Yellen’s concerns are misplaced for several reasons. First, contrary to Yellen’s claims, most cryptocurrency transactions are used for legal transactions. Illicit purchases accounted for less than 0.5 percent of all transactions associated with Bitcoin, the most popular virtual currency, according to data from Elliptic, a blockchain analysis company. In 2019, an estimated $829 million in Bitcoin transactions were spent on illegal transactions, comprising less than 0.05 percent of global illicit payments (approximately $2.2 trillion) that year. Growing evidence suggests that cryptocurrencies like Bitcoin are gaining increased popularity—especially in emerging-market countries such as Nigeria and Turkey—because many consumers and savers perceive cryptocurrencies as a more stable alternative to national fiat (government) currency that carries high inflation rates.

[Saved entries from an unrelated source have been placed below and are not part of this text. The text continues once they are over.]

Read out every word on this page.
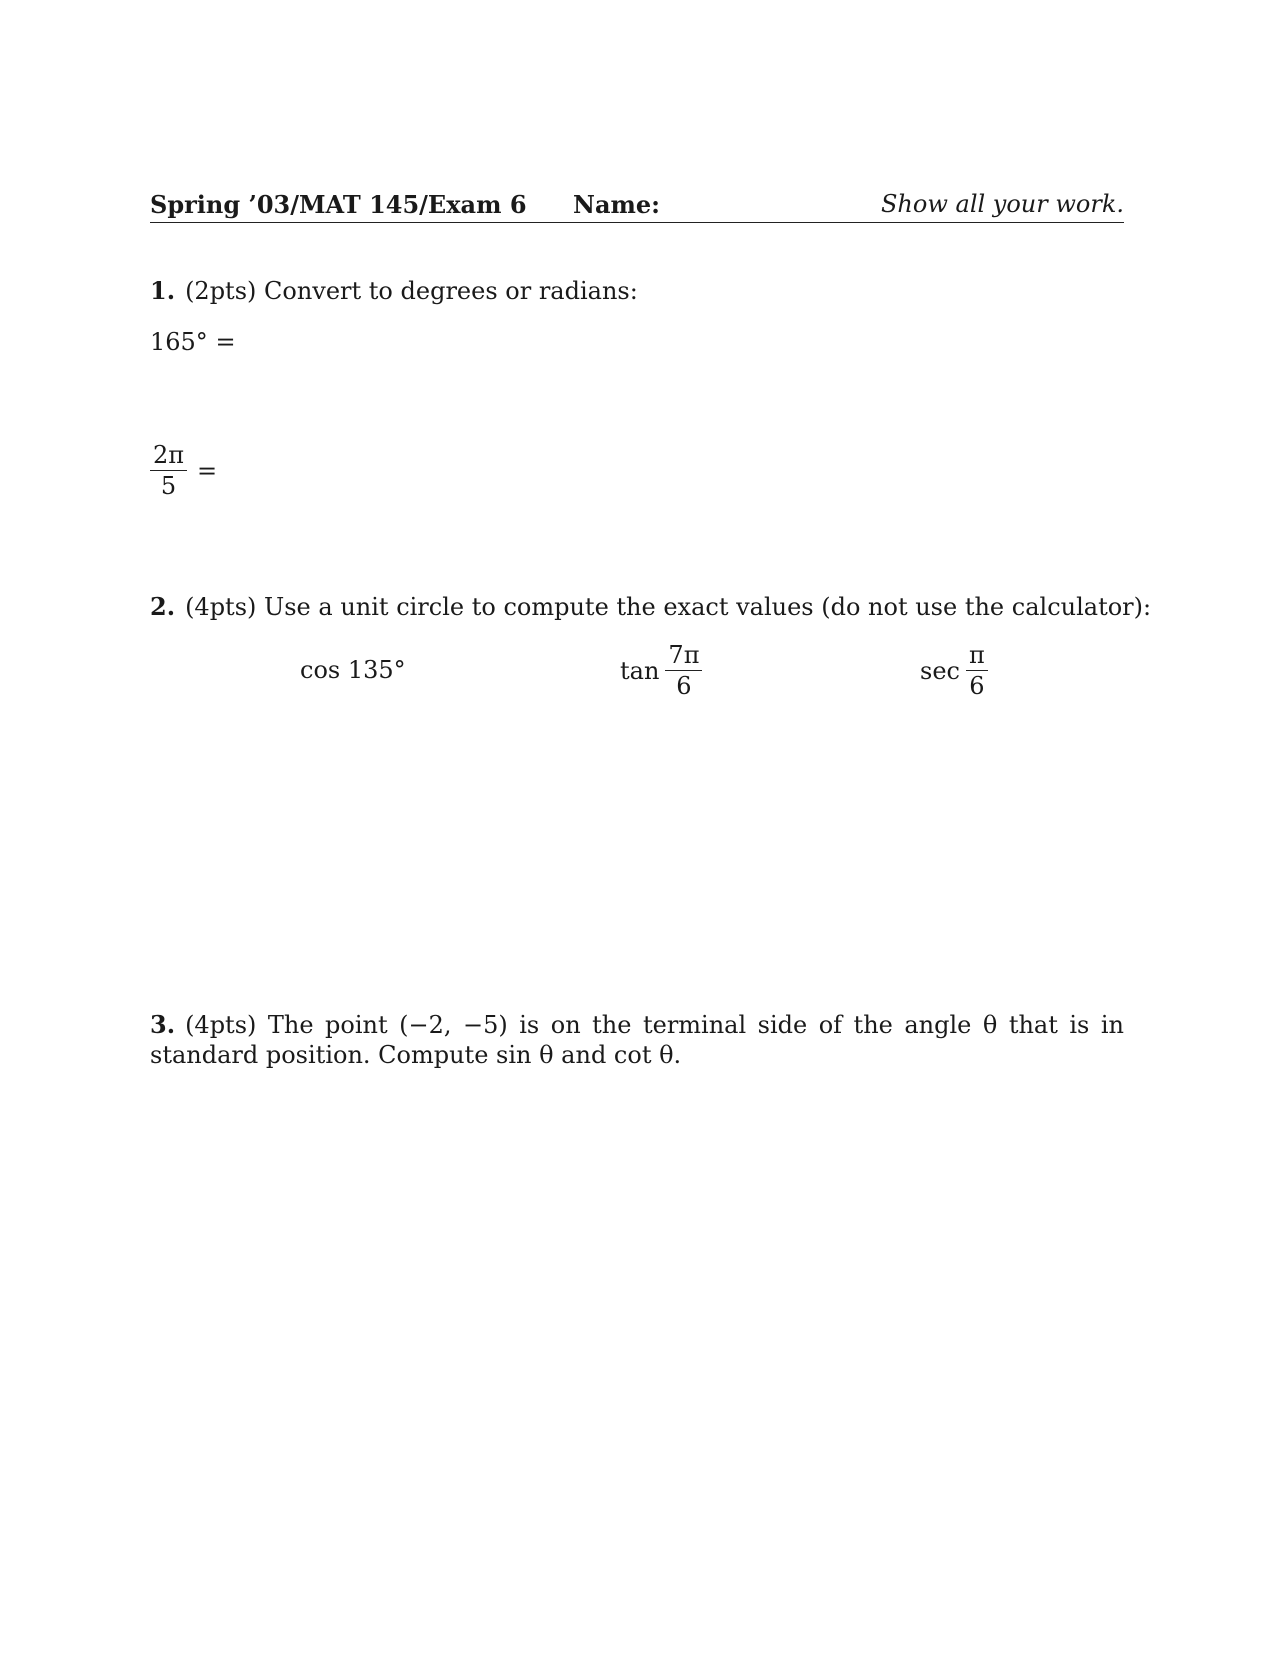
Spring ’03/MAT 145/Exam 6 Name:	Show all your work.
1. (2pts) Convert to degrees or radians:
165° =
$\frac{2\pi}{5}$ =
2. (4pts) Use a unit circle to compute the exact values (do not use the calculator):
cos 135°	$\tan \frac{7\pi}{6}$	$\sec \frac{\pi}{6}$
3. (4pts) The point (−2, −5) is on the terminal side of the angle θ that is in standard position. Compute sin θ and cot θ.
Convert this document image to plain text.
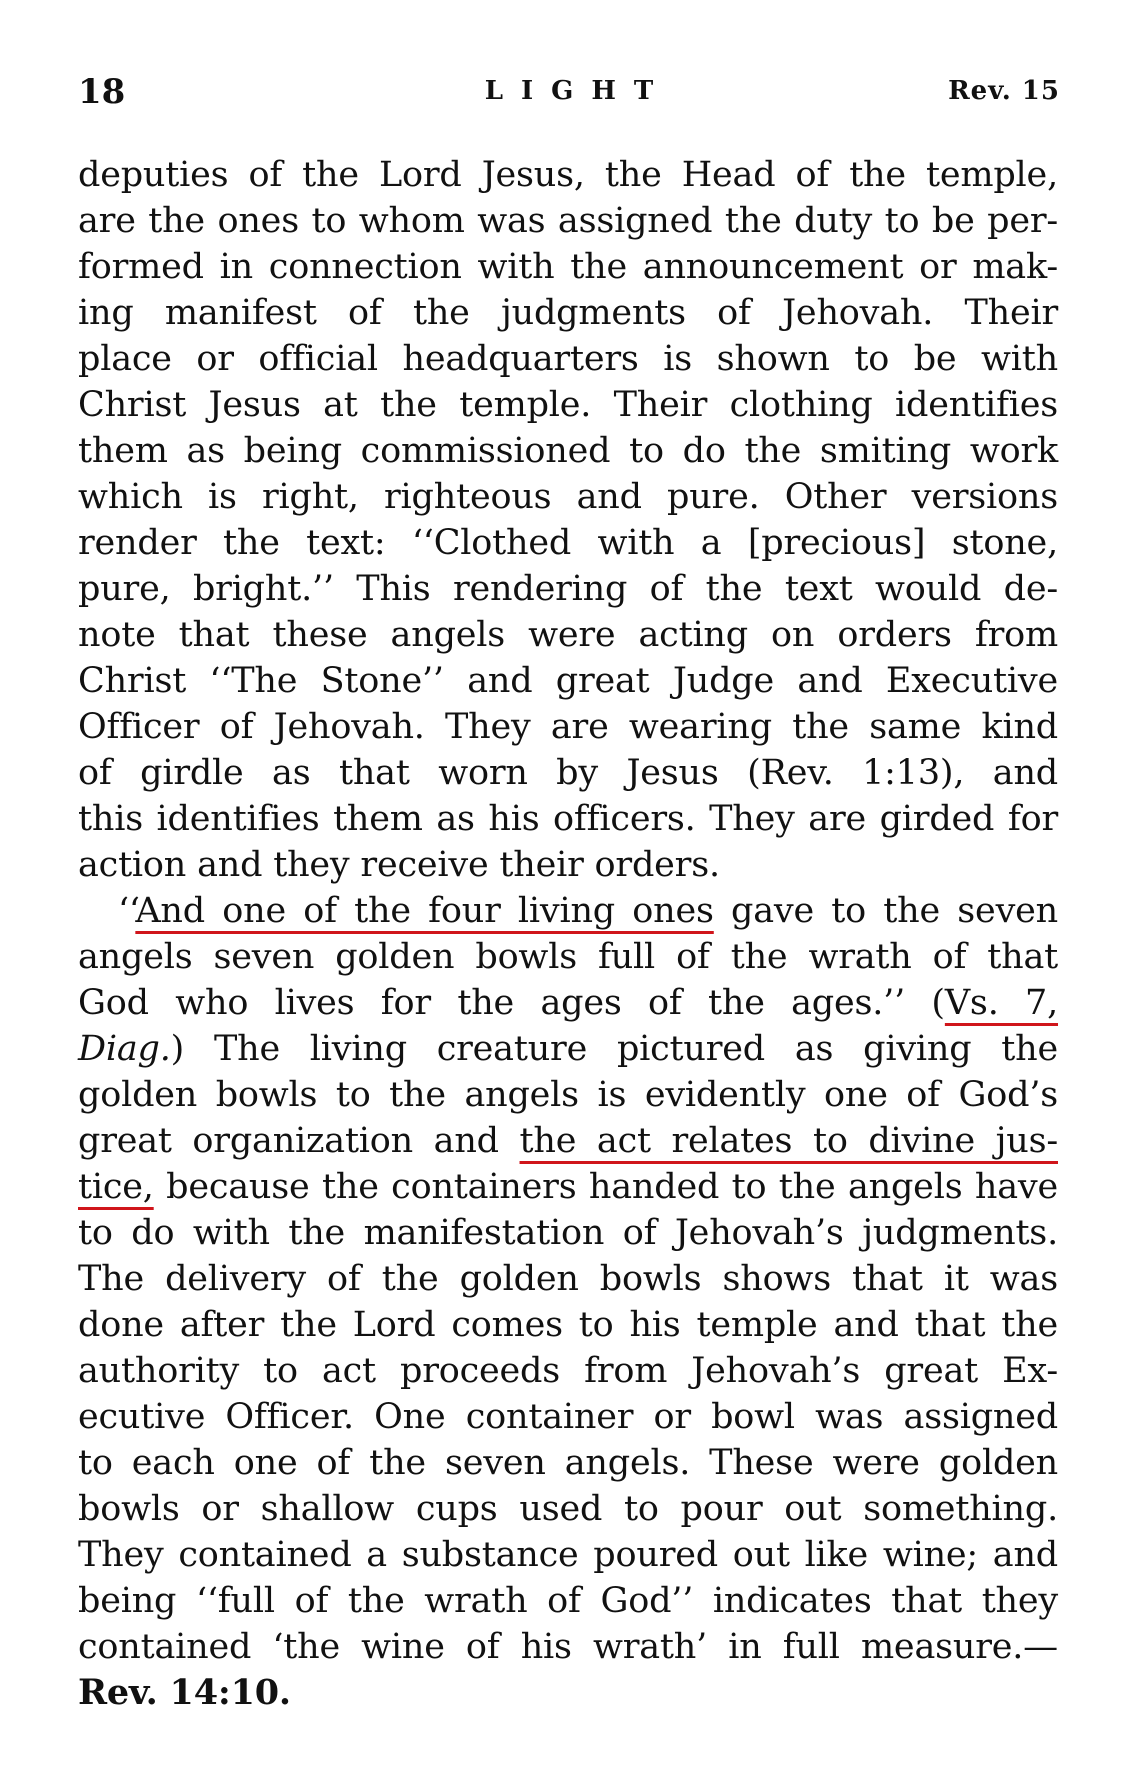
18	LIGHT	Rev. 15
deputies of the Lord Jesus, the Head of the temple,
are the ones to whom was assigned the duty to be per-
formed in connection with the announcement or mak-
ing manifest of the judgments of Jehovah. Their
place or official headquarters is shown to be with
Christ Jesus at the temple. Their clothing identifies
them as being commissioned to do the smiting work
which is right, righteous and pure. Other versions
render the text: ‘‘Clothed with a [precious] stone,
pure, bright.’’ This rendering of the text would de-
note that these angels were acting on orders from
Christ ‘‘The Stone’’ and great Judge and Executive
Officer of Jehovah. They are wearing the same kind
of girdle as that worn by Jesus (Rev. 1:13), and
this identifies them as his officers. They are girded for
action and they receive their orders.
‘‘And one of the four living ones gave to the seven
angels seven golden bowls full of the wrath of that
God who lives for the ages of the ages.’’ (Vs. 7,
Diag.) The living creature pictured as giving the
golden bowls to the angels is evidently one of God’s
great organization and the act relates to divine jus-
tice, because the containers handed to the angels have
to do with the manifestation of Jehovah’s judgments.
The delivery of the golden bowls shows that it was
done after the Lord comes to his temple and that the
authority to act proceeds from Jehovah’s great Ex-
ecutive Officer. One container or bowl was assigned
to each one of the seven angels. These were golden
bowls or shallow cups used to pour out something.
They contained a substance poured out like wine; and
being ‘‘full of the wrath of God’’ indicates that they
contained ‘the wine of his wrath’ in full measure.—
Rev. 14:10.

Second, although cryptocurrencies are thought to be untraceable, that is not the case because most cryptocurrencies use a public ledger system known as blockchain that contains a history of all transactions. As a result, law enforcement officials and private investigators can use publicly available information to investigate illegal financing, which could then serve as the basis for subpoena and warrants. In U.S. v. Gratowski, the Fifth Circuit ruled in July 2020 that public ledger records from blockchain do not enjoy constitutional protections under the Fourth Amendment. Therefore, public cryptocurrencies—which include the most common virtual currencies such as Bitcoin and Ether—do not provide the anonymity that transnational terrorists and money launderers seek.

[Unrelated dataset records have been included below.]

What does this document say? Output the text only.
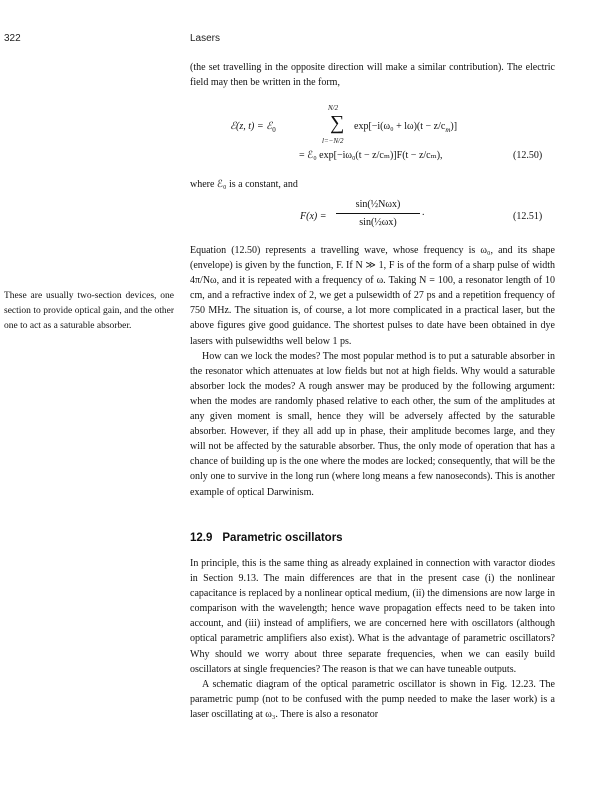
322	Lasers

(the set travelling in the opposite direction will make a similar contribution). The electric field may then be written in the form,

N/2
ℰ(z, t) = ℰ$_0$	∑ $\exp[-i(\omega_0 + l\omega)(t - z/c_m)]$
l=−N/2
= ℰ₀ exp[−iω₀(t − z/cₘ)]F(t − z/cₘ),	(12.50)

where ℰ₀ is a constant, and

F(x) =
sin(½Nωx)
sin(½ωx)
.	(12.51)

Equation (12.50) represents a travelling wave, whose frequency is ω₀, and its shape (envelope) is given by the function, F. If N ≫ 1, F is of the form of a sharp pulse of width 4π/Nω, and it is repeated with a frequency of ω. Taking N = 100, a resonator length of 10 cm, and a refractive index of 2, we get a pulsewidth of 27 ps and a repetition frequency of 750 MHz. The situation is, of course, a lot more complicated in a practical laser, but the above figures give good guidance. The shortest pulses to date have been obtained in dye lasers with pulsewidths well below 1 ps.

How can we lock the modes? The most popular method is to put a saturable absorber in the resonator which attenuates at low fields but not at high fields. Why would a saturable absorber lock the modes? A rough answer may be produced by the following argument: when the modes are randomly phased relative to each other, the sum of the amplitudes at any given moment is small, hence they will be adversely affected by the saturable absorber. However, if they all add up in phase, their amplitude becomes large, and they will not be affected by the saturable absorber. Thus, the only mode of operation that has a chance of building up is the one where the modes are locked; consequently, that will be the only one to survive in the long run (where long means a few nanoseconds). This is another example of optical Darwinism.

These are usually two-section devices, one section to provide optical gain, and the other one to act as a saturable absorber.
12.9 Parametric oscillators

In principle, this is the same thing as already explained in connection with varactor diodes in Section 9.13. The main differences are that in the present case (i) the nonlinear capacitance is replaced by a nonlinear optical medium, (ii) the dimensions are now large in comparison with the wavelength; hence wave propagation effects need to be taken into account, and (iii) instead of amplifiers, we are concerned here with oscillators (although optical parametric amplifiers also exist). What is the advantage of parametric oscillators? Why should we worry about three separate frequencies, when we can easily build oscillators at single frequencies? The reason is that we can have tuneable outputs.

A schematic diagram of the optical parametric oscillator is shown in Fig. 12.23. The parametric pump (not to be confused with the pump needed to make the laser work) is a laser oscillating at ω₃. There is also a resonator
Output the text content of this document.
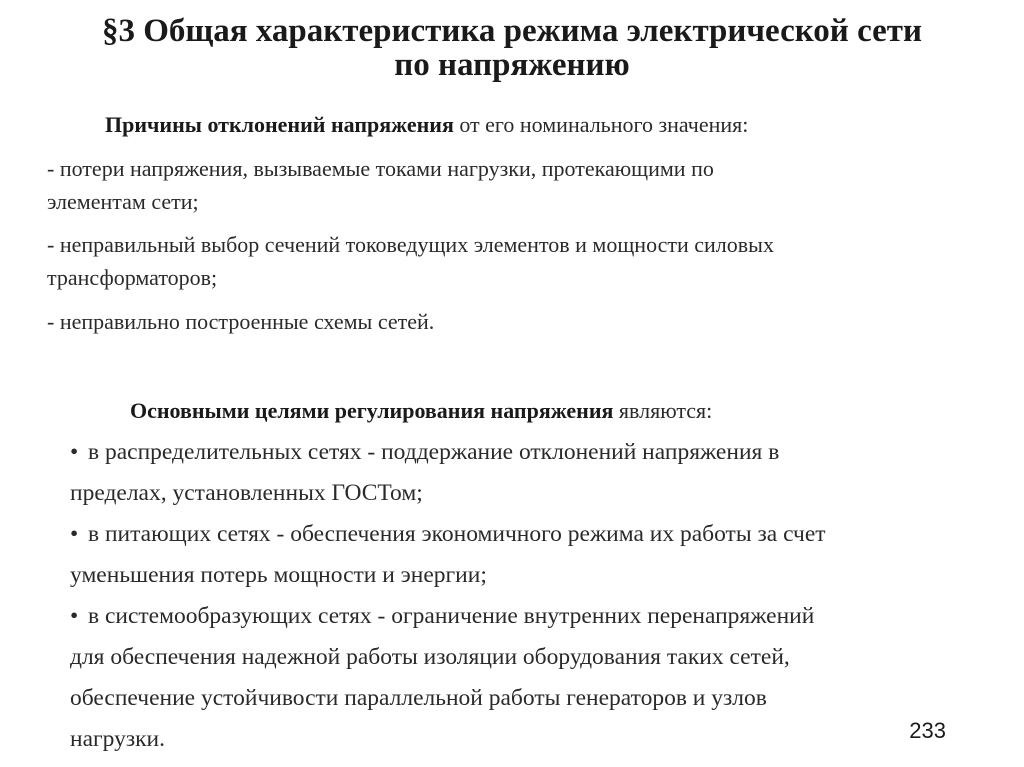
§3 Общая характеристика режима электрической сети
по напряжению
Причины отклонений напряжения от его номинального значения:
- потери напряжения, вызываемые токами нагрузки, протекающими по
элементам сети;
- неправильный выбор сечений токоведущих элементов и мощности силовых
трансформаторов;
- неправильно построенные схемы сетей.
Основными целями регулирования напряжения являются:
• в распределительных сетях - поддержание отклонений напряжения в
пределах, установленных ГОСТом;
• в питающих сетях - обеспечения экономичного режима их работы за счет
уменьшения потерь мощности и энергии;
• в системообразующих сетях - ограничение внутренних перенапряжений
для обеспечения надежной работы изоляции оборудования таких сетей,
обеспечение устойчивости параллельной работы генераторов и узлов
нагрузки.	233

Already, the public nature of blockchain ledgers—along with analysis tools—led to the successful prosecution of several high-profile cases last year. In August 2020, the U.S. Justice Department “used third-party blockchain analysis and personally identifying information from virtual exchanges” to track and file charges against “al-Qassam Brigades (Hamas’s military wing) and donors linked with the jihadist group Hayat Tahrir al Sham in Syria.” Improved tracing technology also helped the Justice Department prosecute two Chinese nationals who laundered over $100 million in stolen cryptocurrencies from North Korea to China to support Pyongyang’s cyber operations. Due to the development of such tools, the most widely traded virtual currencies are increasingly ill-suited to illegal transactions.

That is not to say that law enforcement and national security agencies do not face challenges associated with virtual currency transactions. First, “mixers”—which divides a bitcoin into “many smaller transactions, and ‘mixes’ that in with other transactions from other people”—pose a challenge. However, as mixers fall under the federal Bank Secrecy Act’s jurisdiction, they are increasingly subject to investigation by the Financial Crimes Enforcement Network for alleged violations.